If you don’t know what pork floss is, it’s like a dried meat product that’s both sweet and savoury at the same time. Kind of like meaty candy floss? Sounds weird, but everyone I’ve given some to has loved it. It has a Wikipedia page, check it out.
I also tried putting some smooth peanut butter in (probably overfilled it there), which was good, but the traditional crushed peanuts filling was definitely better.
- 130g plain flour
- ½ tsp baking soda
- ½ tsp instant yeast
- 2 tbsp sugar
- 1 egg
- 160ml water (lukewarm)
- Mix all the ingredients in a bowl until smooth.
- Cover and let sit for 30 mins.
- Oil a pan and use a paper towel to soak up excess oil and make sure the surface is evenly oiled.
- Heat the pan over low-medium heat.
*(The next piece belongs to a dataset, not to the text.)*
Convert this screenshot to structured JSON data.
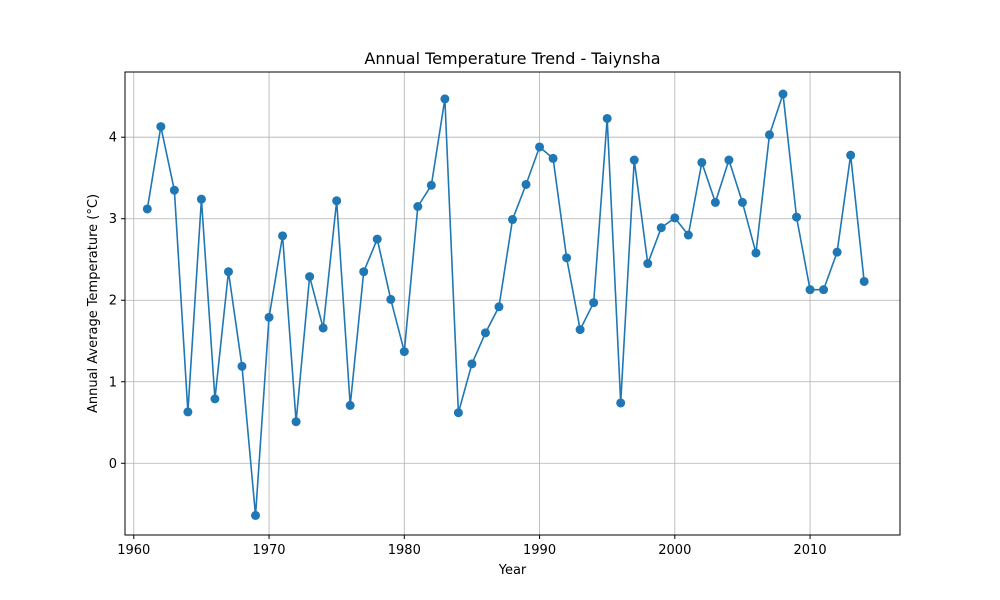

When the pan is hot, add a ladle of batter to the pan. Cover and cook for 4 mins.
- When the surface is bubbly and the sides are dry (just like a normal pancake), add your filling of choice on top of the pancake. Cover and cook for 2-3 more mins.
- Fold the pancake into half and serve.
- The water has to be lukewarm. I completely missed this note and I think that’s why my pancake wasn’t as fluffy as it’s supposed to be. Still pretty fluffy though.